Inoltre, il programma collabora con diversi altri progetti e organizzazioni a livello europeo, tra cui un progetto per migliorare la previsione delle concentrazioni di polline, un'azione per studiare nuovi approcci ai rilevamenti di agenti patogeni e aero-allergeni, un altro progetto europeo per stabilire i mezzi di convalida di questi nuovi metodi e il Comitato europeo di normalizzazione per stabilire nuovi standard.

 

Svariati strumenti automatici sono stati sviluppati negli ultimi anni, ma poiché utilizzano metodi molto diversi fra e il loro potenziale per misurare diversi tipi di particelle non è ancora del tutto esplorato, si ha bisogno di valutare le loro prestazioni, la comparabilità e capire come migliorarli.
In collaborazione con i produttori di questi strumenti, AutoPollen ha organizzato una serie di misure internazionali in parallelo per testare tutti i sistemi di monitoraggio del polline disponibili in tempo reale.

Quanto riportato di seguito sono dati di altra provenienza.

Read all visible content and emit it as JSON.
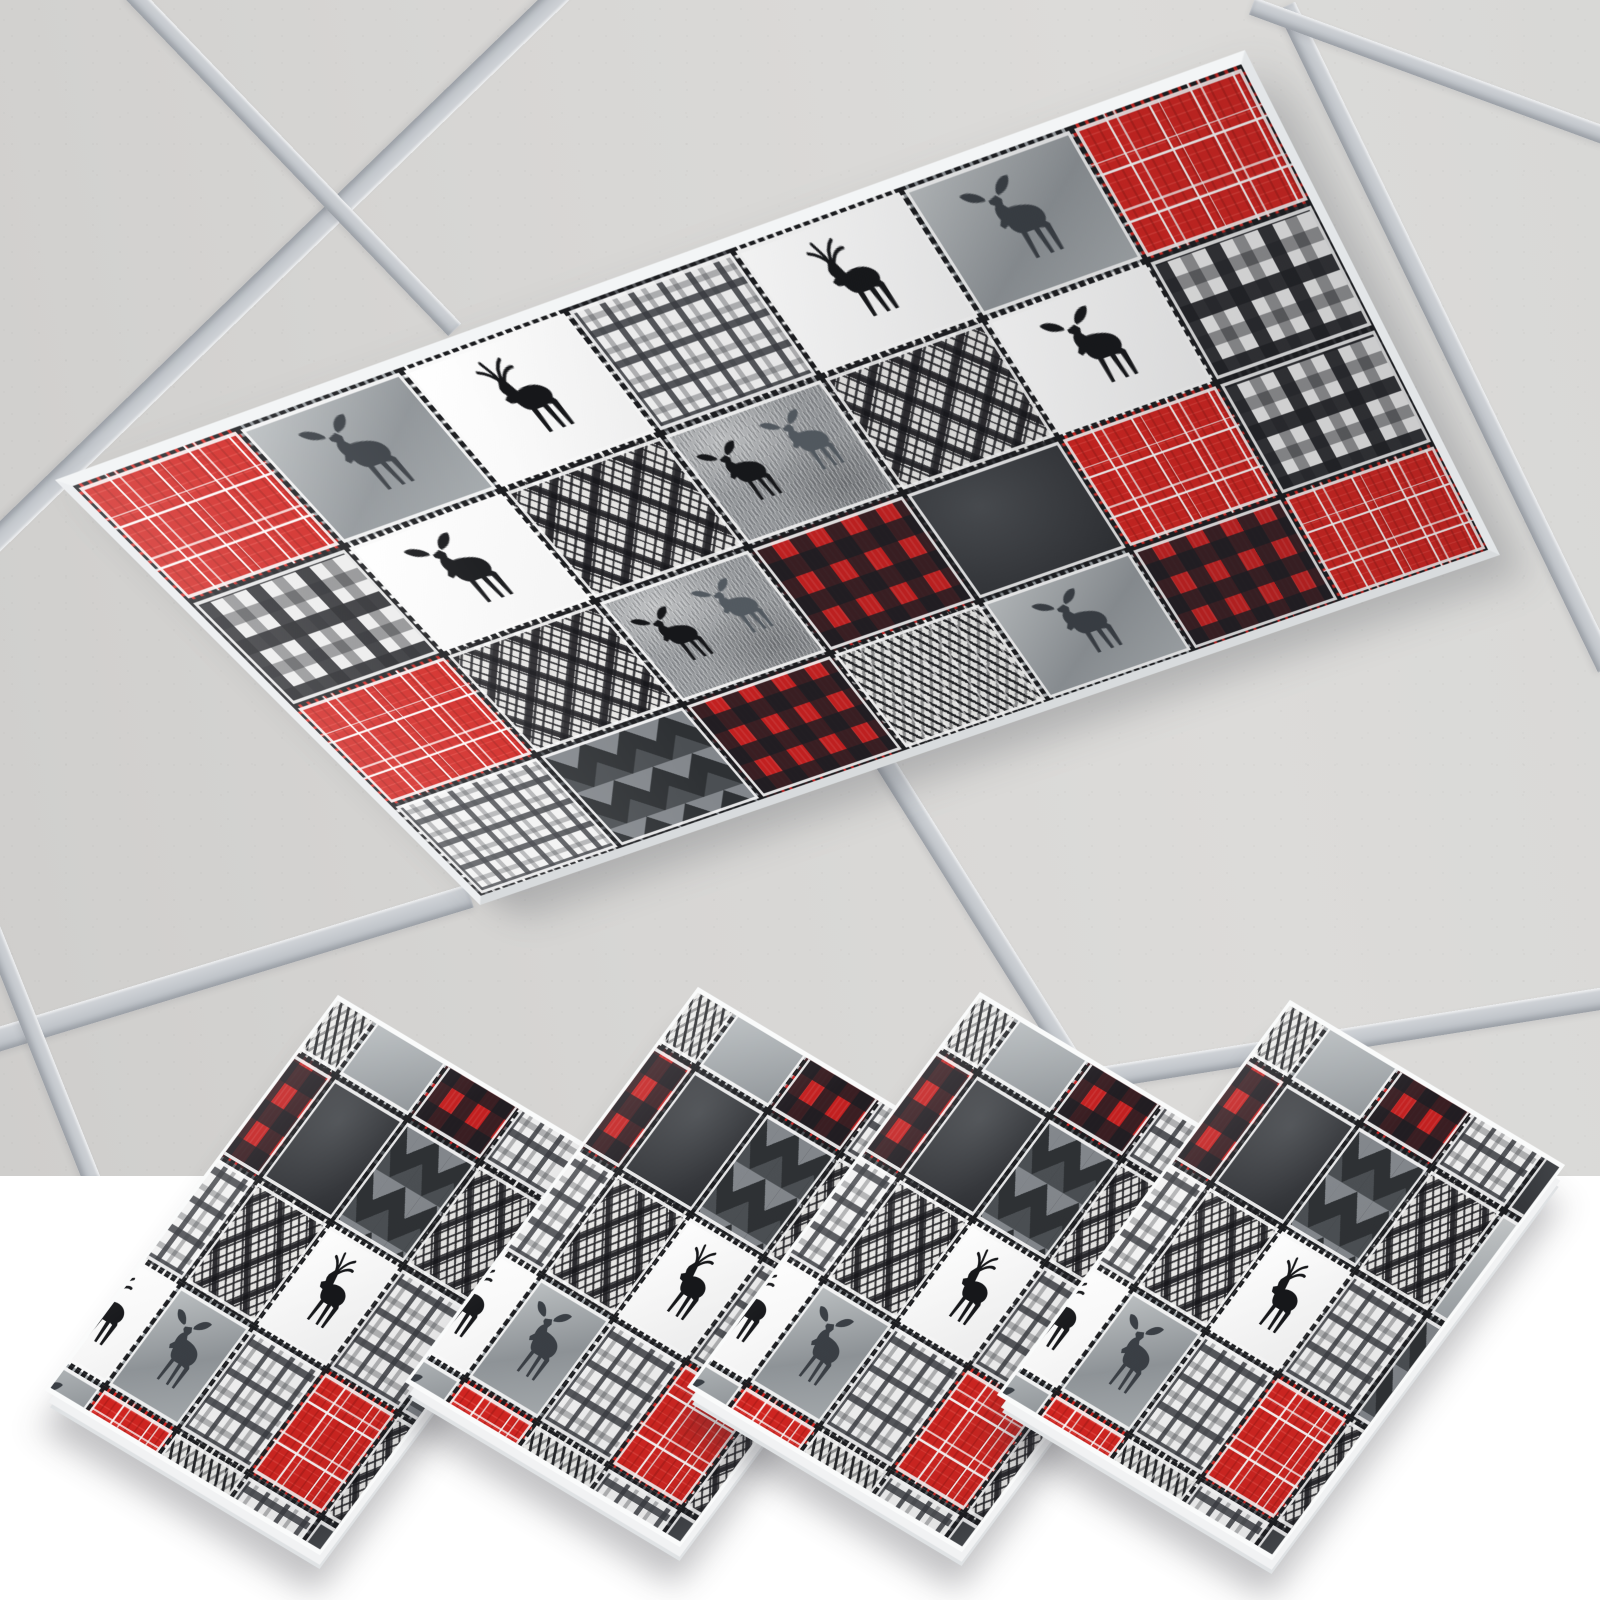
{
  "scene": {
    "description": "Lumberjack red and gray patchwork fluorescent light cover installed on a drop ceiling fixture, with four matching diamond-oriented cover panels fanned out below on a white background",
    "background_color": "#ffffff",
    "photo_region": {
      "x": 0,
      "y": 0,
      "width": 1600,
      "height": 1176
    },
    "backdrop_color": "#ffffff"
  },
  "ceiling": {
    "tile_color": "#d7d6d4",
    "tile_speckle_color": "#6e6e6a",
    "bar_color": "#c6cacf",
    "bars": [
      {
        "x1": 566,
        "y1": -12,
        "x2": -12,
        "y2": 548,
        "w": 22
      },
      {
        "x1": 131,
        "y1": -8,
        "x2": 455,
        "y2": 330,
        "w": 18
      },
      {
        "x1": 1286,
        "y1": 6,
        "x2": 1607,
        "y2": 668,
        "w": 20
      },
      {
        "x1": 1252,
        "y1": 6,
        "x2": 1606,
        "y2": 136,
        "w": 18
      },
      {
        "x1": -10,
        "y1": 1042,
        "x2": 470,
        "y2": 896,
        "w": 24
      },
      {
        "x1": 880,
        "y1": 755,
        "x2": 1085,
        "y2": 1082,
        "w": 20
      },
      {
        "x1": 1075,
        "y1": 1082,
        "x2": 1606,
        "y2": 998,
        "w": 22
      },
      {
        "x1": -8,
        "y1": 930,
        "x2": 92,
        "y2": 1180,
        "w": 18
      }
    ]
  },
  "palette": {
    "red": "#d12420",
    "dark_red": "#c32020",
    "charcoal": "#35373b",
    "near_black": "#1b1c1f",
    "light_gray": "#ececec",
    "mid_gray": "#96999c",
    "white": "#ffffff"
  },
  "patterns": [
    {
      "id": "red-windowpane",
      "label": "Red windowpane plaid"
    },
    {
      "id": "red-buffalo",
      "label": "Red and black buffalo check"
    },
    {
      "id": "gray-tartan",
      "label": "Black and white tartan plaid"
    },
    {
      "id": "gray-plaid",
      "label": "Gray tonal plaid"
    },
    {
      "id": "charcoal",
      "label": "Charcoal wash"
    },
    {
      "id": "gray-fern",
      "label": "Gray watercolor with fern"
    },
    {
      "id": "ikat",
      "label": "Black and white diamond ikat"
    },
    {
      "id": "chevron",
      "label": "Charcoal chevron"
    },
    {
      "id": "herringbone",
      "label": "Black and white herringbone"
    },
    {
      "id": "white-deer",
      "label": "Black deer silhouette on white"
    },
    {
      "id": "white-moose",
      "label": "Black moose silhouette on white"
    },
    {
      "id": "gray-moose",
      "label": "Moose silhouette on gray wash"
    },
    {
      "id": "fur-moose",
      "label": "Moose pair on textured gray"
    }
  ],
  "cover": {
    "name": "2x4 fluorescent light cover, lumberjack patchwork print",
    "quad": [
      [
        55,
        480
      ],
      [
        1245,
        50
      ],
      [
        1500,
        555
      ],
      [
        480,
        905
      ]
    ],
    "fabric_width": 1190,
    "fabric_height": 470,
    "cols": 7,
    "rows": 4,
    "patches": [
      [
        "red-windowpane",
        "gray-moose",
        "white-deer",
        "gray-plaid",
        "white-deer",
        "gray-moose",
        "red-windowpane"
      ],
      [
        "gray-tartan",
        "white-moose",
        "ikat",
        "fur-moose",
        "ikat",
        "white-moose",
        "gray-tartan"
      ],
      [
        "red-windowpane",
        "ikat",
        "fur-moose",
        "red-buffalo",
        "charcoal",
        "red-windowpane",
        "gray-tartan"
      ],
      [
        "gray-plaid",
        "chevron",
        "red-buffalo",
        "herringbone",
        "gray-moose",
        "red-buffalo",
        "red-windowpane"
      ]
    ]
  },
  "swatches": {
    "count": 4,
    "panel_size": 400,
    "cell_size": 105,
    "fabric_offset": 52,
    "tops": [
      [
        338,
        995
      ],
      [
        698,
        987
      ],
      [
        980,
        992
      ],
      [
        1290,
        1000
      ]
    ],
    "right_offset": [
      275,
      165
    ],
    "bottom_offset": [
      -18,
      560
    ],
    "left_offset": [
      -293,
      395
    ],
    "patches": [
      [
        "herringbone",
        "gray-fern",
        "red-buffalo",
        "gray-plaid",
        "charcoal"
      ],
      [
        "red-buffalo",
        "charcoal",
        "chevron",
        "ikat",
        "gray-fern"
      ],
      [
        "gray-plaid",
        "ikat",
        "white-deer",
        "gray-plaid",
        "chevron"
      ],
      [
        "white-deer",
        "gray-moose",
        "gray-plaid",
        "red-windowpane",
        "ikat"
      ],
      [
        "gray-moose",
        "red-windowpane",
        "herringbone",
        "gray-plaid",
        "charcoal"
      ]
    ]
  }
}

Ospitata dal "Centro Helmholz di Monaco di Baviera" e organizzata con il supporto locale del "Centro per l'allergia e la medicina ambientale" (ZAUM), la campagna ha avuto luogo durante la stagione principale dei pollini, dall'inizio di marzo a metà luglio 2021. Sono stati testati 18 strumenti di 13 diversi sviluppatori e produttori di apparecchi. L'enorme quantità di dati raccolti deve ora essere analizzata, ma si attendono risultati entusiasmanti.
Mai prima d'ora così tanti sistemi di monitoraggio automatico sono stati installati in un unico posto e mai prima d'ora abbiamo avuto una tale ricchezza di dati da esplorare!

 

Visione ingrandita: Fig. 2: Numerose persone hanno contribuito al successo della campagna di misure in parallelo. Nella foto l’équipe che si è occupata di smantellare gli strumenti alla fine del periodo di misurazione. Foto : Fiona Tummon
Fig. 2: Numerose persone hanno contribuito al successo della campagna di misure in parallelo. Nella foto l’équipe che si è occupata di smantellare gli strumenti alla fine del periodo di misurazione. Foto : Fiona Tummon

Commenti (1)

  1. Giovanni, 25.08.2021, 08:07

    Questo blog appena pubblicato, corrisponde a pieno titolo alla definizione, lavoro svolto a REGOLA D’ARTE. Primo per l’impegno dei tecnici che hanno installato e raccolto i dati relativi per la definizione degli allergeni, secondo chi lavora per la salute umana, che sia di qualunque nazione merita incondizionatamente la stima e la gratitudine. Anche un semplice raffreddore ha i suoi costi sociali senza contare le ricadute per patologie più serie. Perciò, cari amici ticinesi, un vero grazie di cuore.